Sca1 high cells isolated from isolated Sca1-GFP mice are easily identified as GFP positive cells in tissue culture. Indeed, when these cells are assessed by flow cytometry, most of the GFP positive cells are confirmed to express Sca1 proteins on their cell surfaces, as detected by anti-Sca1 antibody. Coupled with real-time PCR analyses, the differential expression of the collagenolytic matrix metalloproteinases between inguinal and epididymal fat-derived Sca1 high adipose-derived stem cells can be demonstrated.
Further, when fluorescein labeled type I collagen gels are used to assess pericellular degradation activity, a markedly increased collagen remodeling activity mediated by visceral Sca1 high adipose-derived stem cells is observed. Once mastered, the fat pad cell isolation can be completed in two hours if it is performed properly.

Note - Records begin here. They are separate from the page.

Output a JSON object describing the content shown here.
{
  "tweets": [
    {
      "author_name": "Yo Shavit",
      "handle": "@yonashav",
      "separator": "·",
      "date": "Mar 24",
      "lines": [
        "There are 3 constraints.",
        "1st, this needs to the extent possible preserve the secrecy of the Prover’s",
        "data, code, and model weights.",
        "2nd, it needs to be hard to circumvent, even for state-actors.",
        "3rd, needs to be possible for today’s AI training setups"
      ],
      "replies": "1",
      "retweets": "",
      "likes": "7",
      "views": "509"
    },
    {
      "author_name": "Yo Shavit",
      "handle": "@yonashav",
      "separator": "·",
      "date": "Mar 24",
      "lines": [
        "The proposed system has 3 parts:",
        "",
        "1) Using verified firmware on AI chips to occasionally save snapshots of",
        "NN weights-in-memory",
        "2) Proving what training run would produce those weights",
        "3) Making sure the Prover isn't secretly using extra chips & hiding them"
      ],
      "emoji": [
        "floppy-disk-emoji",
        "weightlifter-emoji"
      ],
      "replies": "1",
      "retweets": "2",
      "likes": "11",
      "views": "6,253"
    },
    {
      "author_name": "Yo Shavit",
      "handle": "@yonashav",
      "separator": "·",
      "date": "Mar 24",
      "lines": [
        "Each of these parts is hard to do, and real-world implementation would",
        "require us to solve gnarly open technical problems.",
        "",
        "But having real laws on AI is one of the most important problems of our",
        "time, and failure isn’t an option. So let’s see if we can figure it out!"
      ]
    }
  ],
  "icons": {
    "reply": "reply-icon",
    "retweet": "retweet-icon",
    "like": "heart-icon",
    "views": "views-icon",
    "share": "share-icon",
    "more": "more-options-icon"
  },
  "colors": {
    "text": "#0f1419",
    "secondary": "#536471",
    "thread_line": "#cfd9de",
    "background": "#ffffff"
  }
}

While attempting this procedure, it's important to remember to maintain a clean and organized surgical field to ensure efficient fat pad isolation.
Following this procedure, other methods, like a collagen degradation assay, can be performed to answer additional questions about adipose-derived stem cell-mediated tissue remodeling. After its development, this technique paved the way for researchers in the field of obesity and matrix biology to explore the role of adipose-derived stem cells in adipose tissue remodeling and function in mice and humans. After watching this video, you should have a good understanding of how to procure and enrich primary Sca1 positive cells from adipose tissue depots.